The thread's overall shape is clarifying. Founding pessimism — Zhang et al.'s result[13] amplified by Nagarajan-Kolter[14] — now faces a formal academic rebuttal[15] that has reached the communities that originally broadcast the pessimism, with the LessWrong review[1] completing a circuit back to the source. Mechanistic interpretability has enough infrastructure to constitute a genuine parallel paradigm, not merely a competing research interest. The memorization debate, having accumulated grokking temporal dynamics, compositional mechanisms, differential privacy implications, continual learning extensions, and training data pruning counterintuitions, is approaching a point where "memorization" may name a family of distinct phenomena — with different mechanisms, different implications for theory, and different empirical profiles — rather than a single unified claim about the relationship between learning and generalization.

Timeline

  • 2016-01-01: Zhang et al. demonstrate that standard neural networks can memorize completely random labels on CIFAR-10 and ImageNet, invalidating data-independent generalization bounds. [13]

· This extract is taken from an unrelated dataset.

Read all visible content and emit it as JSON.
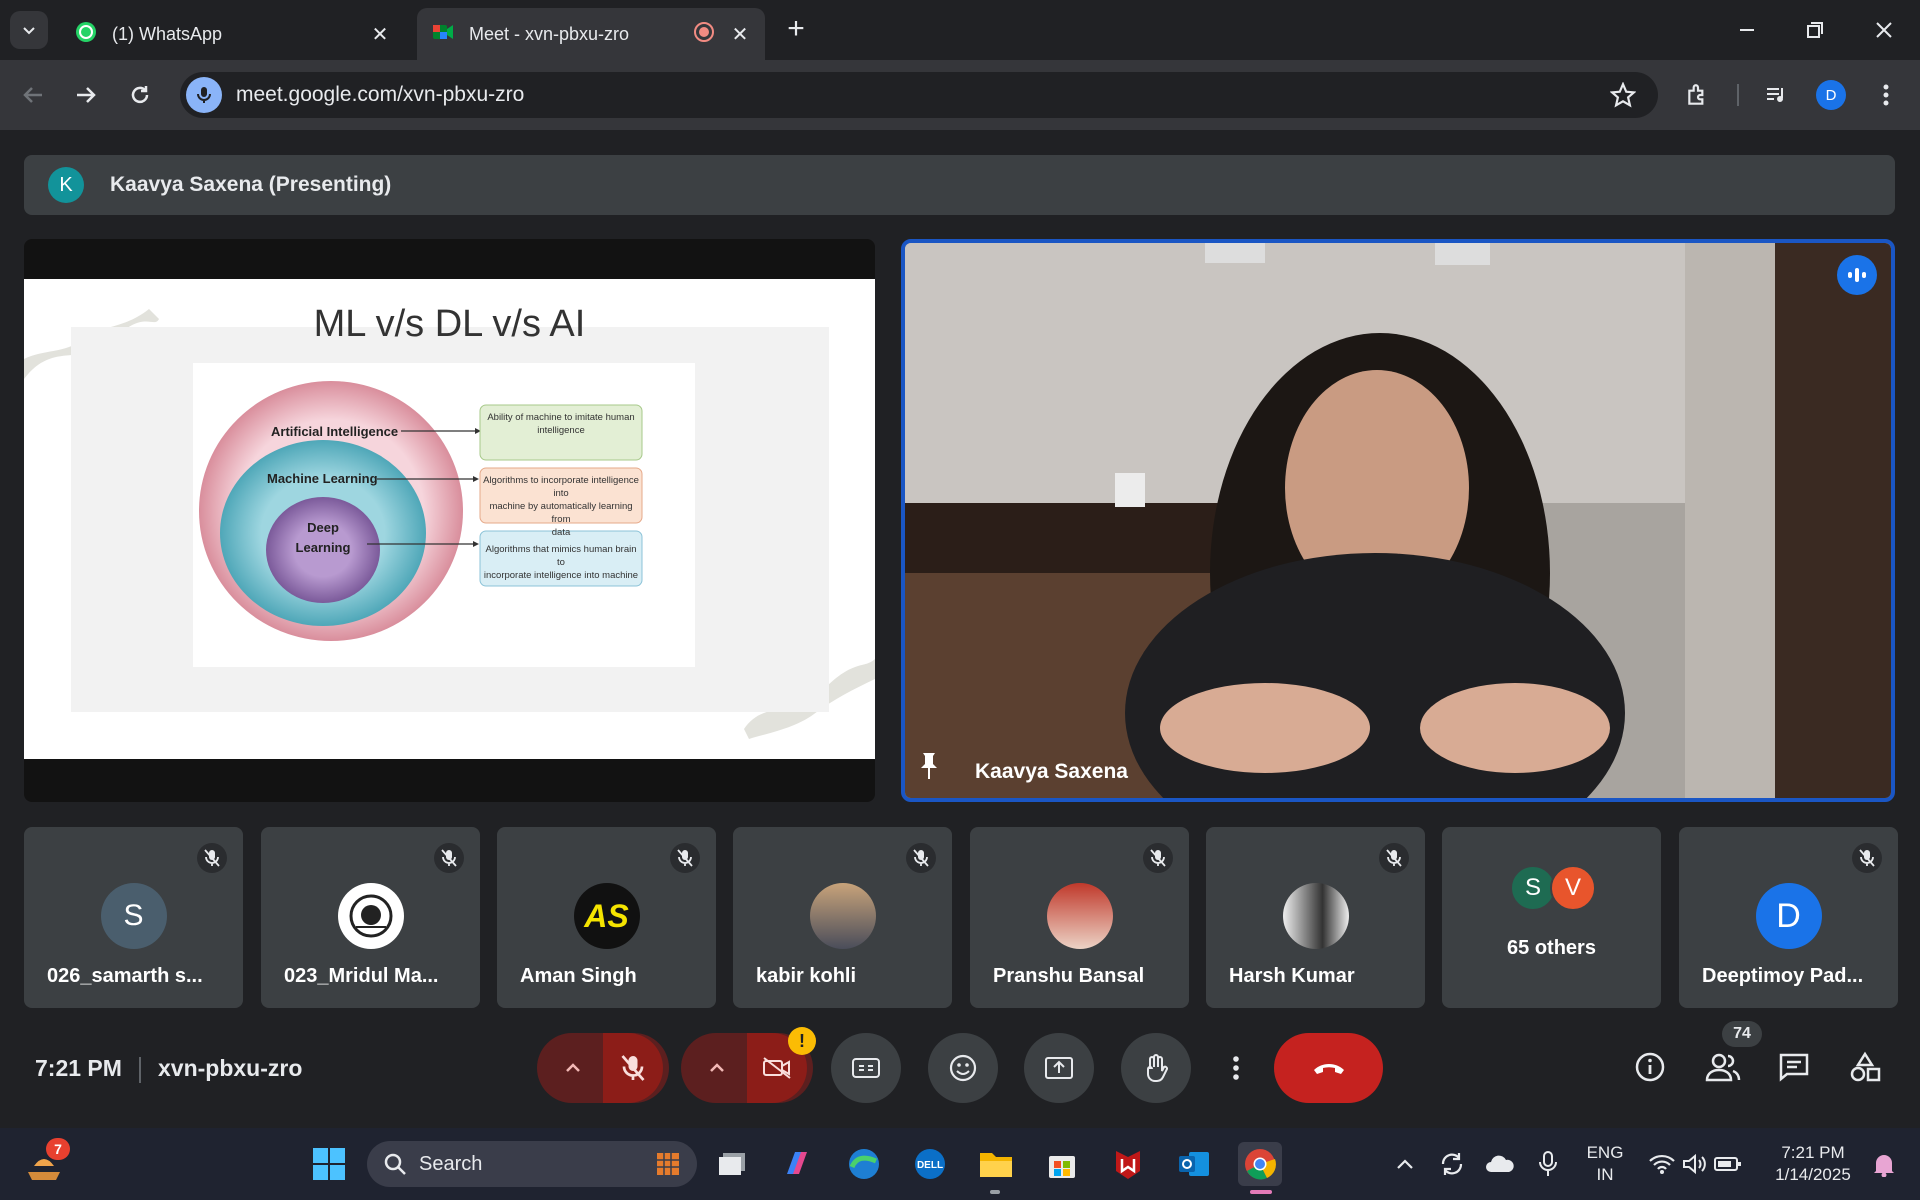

  • 2019-01-01: Nagarajan and Kolter show empirically that spectral-norm bounds scale in the wrong direction, and prove formally in an overparameterized linear setting that uniform convergence is provably insufficient to explain gradient descent generalization. [14][97][98][107][108]
  • 2019-06-01: Feldman publishes 'Does Learning Require Memorization? A Short Tale about a Long Tail,' arguing memorization of tail examples is causally necessary for learning from long-tailed distributions. [42][50][109][51][52][53][54]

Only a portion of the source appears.